Finalmente, hace tan solo un par de días nos enteramos que —¡después de 90 días sin reunirse!— el gabinete económico tímidamente opina sobre la crisis y cómo esta podría reflejarse en indicadores macroeconómicos de corto plazo. No nos dicen nada muy iluminador, por cierto. Más bien, lo que sí resulta increíble es que los análisis de dicho gabinete sigan proyectando tasas de crecimiento económico en el rango del 3.6% al 4.2%, como si nada estuviera pasando. O sea que en su lógica y algoritmo seguimos business as usual y las jornadas de abril y mayo en la plaza central, cabeceras departamentales y frente a embajadas de Guatemala alrededor del mundo, no tendrán mayor impacto en la economía nacional. Qué raro, ¿no?
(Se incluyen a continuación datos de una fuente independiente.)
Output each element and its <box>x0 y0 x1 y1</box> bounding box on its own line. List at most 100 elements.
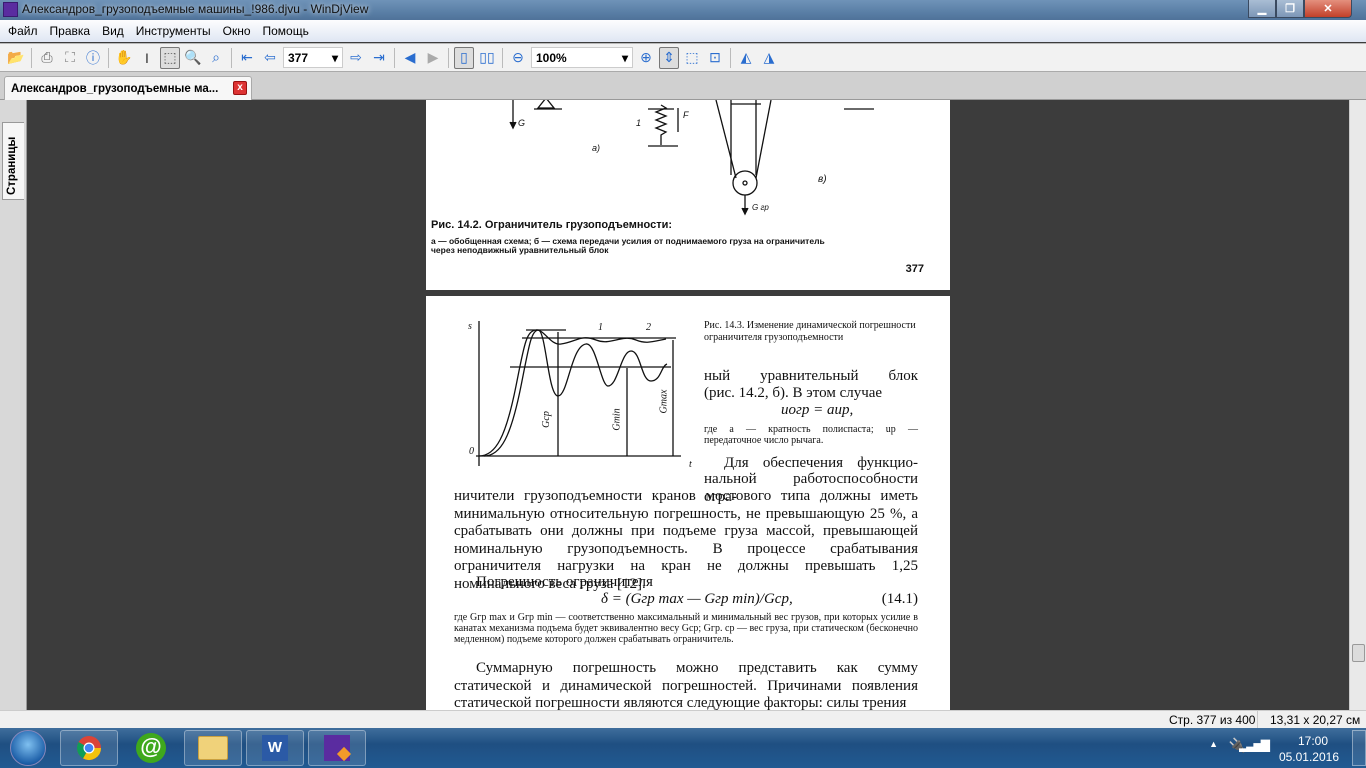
open-icon[interactable]: 📂 <box>6 47 26 69</box>
close-button[interactable]: ✕ <box>1304 0 1352 18</box>
vertical-scrollbar[interactable] <box>1349 100 1366 710</box>
document-tab[interactable]: Александров_грузоподъемные ма... x <box>4 76 252 100</box>
prev-page-icon[interactable]: ⇦ <box>260 47 280 69</box>
folder-icon <box>198 736 228 760</box>
menu-view[interactable]: Вид <box>96 24 130 38</box>
clock-date[interactable]: 05.01.2016 <box>1279 750 1339 764</box>
menu-window[interactable]: Окно <box>217 24 257 38</box>
graph-label-gmin: Gmin <box>611 408 623 431</box>
page-378: s 0 t 1 2 Gср Gmin Gmax Рис. 14.3. Измен… <box>426 296 950 710</box>
forward-icon[interactable]: ▶ <box>423 47 443 69</box>
page-number-value: 377 <box>288 50 309 65</box>
info-icon[interactable]: ⓘ <box>83 47 103 69</box>
menu-tools[interactable]: Инструменты <box>130 24 217 38</box>
facing-pages-icon[interactable]: ▯▯ <box>477 47 497 69</box>
zoom-combo[interactable]: 100% ▾ <box>531 47 633 68</box>
menu-bar: Файл Правка Вид Инструменты Окно Помощь <box>0 20 1366 42</box>
first-page-icon[interactable]: ⇤ <box>237 47 257 69</box>
show-hidden-icons[interactable]: ▲ <box>1209 739 1218 749</box>
zoom-value: 100% <box>536 50 567 65</box>
find-icon[interactable]: ⛶ <box>60 47 80 69</box>
chevron-down-icon: ▾ <box>331 50 338 65</box>
para2: Погрешность ограничителя <box>476 574 653 590</box>
chrome-icon <box>76 736 101 761</box>
side-line-1: ный уравнительный блок <box>704 368 918 384</box>
rect-select-icon[interactable]: ⬚ <box>160 46 180 69</box>
hand-tool-icon[interactable]: ✋ <box>114 47 134 69</box>
minimize-button[interactable]: ▁ <box>1248 0 1276 18</box>
word-taskbar-button[interactable]: W <box>246 730 304 766</box>
menu-edit[interactable]: Правка <box>44 24 97 38</box>
sidebar: Страницы <box>0 100 27 710</box>
note-2: где Gгр max и Gгр min — соответственно м… <box>454 612 918 645</box>
next-page-icon[interactable]: ⇨ <box>346 47 366 69</box>
formula-u: uогр = auр, <box>781 402 854 418</box>
formula-number: (14.1) <box>881 591 918 607</box>
status-page: Стр. 377 из 400 <box>1169 713 1256 727</box>
tab-close-icon[interactable]: x <box>233 81 247 95</box>
formula-14-1: δ = (Gгр max — Gгр min)/Gср, <box>601 591 793 607</box>
status-page-size: 13,31 x 20,27 см <box>1270 713 1361 727</box>
start-button[interactable] <box>10 730 46 766</box>
figure-caption: Рис. 14.2. Ограничитель грузоподъемности… <box>431 219 673 231</box>
rotate-right-icon[interactable]: ◮ <box>759 47 779 69</box>
fig-label-g: G <box>518 118 526 128</box>
figure-14-3-caption: Рис. 14.3. Изменение динамической погреш… <box>704 320 916 343</box>
page-number: 377 <box>905 263 924 275</box>
menu-help[interactable]: Помощь <box>257 24 315 38</box>
graph-label-zero: 0 <box>469 446 474 457</box>
fig-label-f: F <box>683 110 689 120</box>
document-tab-strip: Александров_грузоподъемные ма... x <box>0 72 1366 100</box>
windjview-taskbar-button[interactable] <box>308 730 366 766</box>
clock-time[interactable]: 17:00 <box>1298 734 1328 748</box>
explorer-taskbar-button[interactable] <box>184 730 242 766</box>
para3: Суммарную погрешность можно представить … <box>454 660 918 710</box>
restore-button[interactable]: ❐ <box>1276 0 1304 18</box>
page-number-combo[interactable]: 377 ▾ <box>283 47 343 68</box>
fit-width-icon[interactable]: ⬚ <box>682 47 702 69</box>
graph-label-gmax: Gmax <box>658 389 670 414</box>
zoom-in-icon[interactable]: ⊕ <box>636 47 656 69</box>
status-bar: Стр. 377 из 400 13,31 x 20,27 см <box>0 710 1366 728</box>
print-icon[interactable]: ⎙ <box>37 47 57 69</box>
back-icon[interactable]: ◀ <box>400 47 420 69</box>
zoom-out-icon[interactable]: ⊖ <box>508 47 528 69</box>
side-note: где a — кратность полиспаста; uр — перед… <box>704 424 918 446</box>
para1-start: Для обеспечения функцио- <box>724 455 918 471</box>
show-desktop-button[interactable] <box>1352 730 1366 766</box>
fit-page-icon[interactable]: ⇕ <box>659 46 679 69</box>
taskbar: @ W ▲ 🔌 ▂▃▅▇ 17:00 05.01.2016 <box>0 728 1366 768</box>
pages-tab[interactable]: Страницы <box>2 122 24 200</box>
document-view[interactable]: G 1 F а) в) G гр Рис. 14.2. Ограничитель… <box>28 100 1349 710</box>
rotate-left-icon[interactable]: ◭ <box>736 47 756 69</box>
graph-label-1: 1 <box>598 322 603 333</box>
chevron-down-icon: ▾ <box>621 50 628 65</box>
chrome-taskbar-button[interactable] <box>60 730 118 766</box>
toolbar: 📂 ⎙ ⛶ ⓘ ✋ I ⬚ 🔍 ⌕ ⇤ ⇦ 377 ▾ ⇨ ⇥ ◀ ▶ ▯ ▯▯ … <box>0 43 1366 72</box>
menu-file[interactable]: Файл <box>2 24 44 38</box>
magnify-icon[interactable]: ⌕ <box>206 47 226 69</box>
fig-label-a: а) <box>592 143 601 153</box>
fig-label-ggr: G гр <box>752 203 769 212</box>
pages-tab-label: Страницы <box>6 136 18 195</box>
fig-label-1: 1 <box>636 118 642 128</box>
windjview-app-icon <box>3 2 18 17</box>
text-select-icon[interactable]: I <box>137 47 157 69</box>
fig-label-b: в) <box>818 174 827 185</box>
title-bar: Александров_грузоподъемные машины_!986.d… <box>0 0 1366 20</box>
graph-label-2: 2 <box>646 322 651 333</box>
graph-label-s: s <box>468 321 472 332</box>
network-signal-icon[interactable]: ▂▃▅▇ <box>1239 738 1270 752</box>
windjview-icon <box>324 735 352 762</box>
zoom-rect-icon[interactable]: 🔍 <box>183 47 203 69</box>
actual-size-icon[interactable]: ⊡ <box>705 47 725 69</box>
side-line-2: (рис. 14.2, б). В этом случае <box>704 385 883 401</box>
word-icon: W <box>262 735 288 761</box>
graph-label-gcp: Gср <box>540 411 552 428</box>
last-page-icon[interactable]: ⇥ <box>369 47 389 69</box>
single-page-icon[interactable]: ▯ <box>454 46 474 69</box>
scrollbar-thumb[interactable] <box>1352 644 1365 662</box>
caption-note-line-2: через неподвижный уравнительный блок <box>431 245 609 255</box>
mail-agent-taskbar-button[interactable]: @ <box>122 730 180 766</box>
window-title: Александров_грузоподъемные машины_!986.d… <box>22 2 369 16</box>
Eso solo se puede explicar de dos formas: porque, o hay una lectura deliberadamente politizada de la coyuntura económica, postrer esfuerzo del gabinete por tratar de minimizar la situación crítica por la que atraviesa este decadente gobierno; o bien, nuestra estructura económica se ha sofisticado a tal punto que ha logrado prescindir de la política para su funcionamiento, lo cual sería gravísimo y solamente reforzaría la necesidad de acometer reformas de fondo que nos permitan volver a reconectar ambos mundos —política y economía—, como normalmente sucede en cualquier sociedad del mundo.
Especulaciones aparte, lo que todos los ciudadanos indignados tenemos que tener claro es que esta crisis y las reformas que vamos a acometer para transformar a fondo el sistema político tendrán consecuencias económicas que, en el escenario más benigno, se traducirán en cautela de parte de inversionistas y en una posible contracción de la inversión pública y del crecimiento. Y lo que la élite política tiene que tener claro es que los ciudadanos estamos conscientes y dispuestos a pagar los costos de este cambio de piel, porque sabemos que los beneficios son mucho mayores y que el statu quo dejó de ser una opción desde el 25 de abril.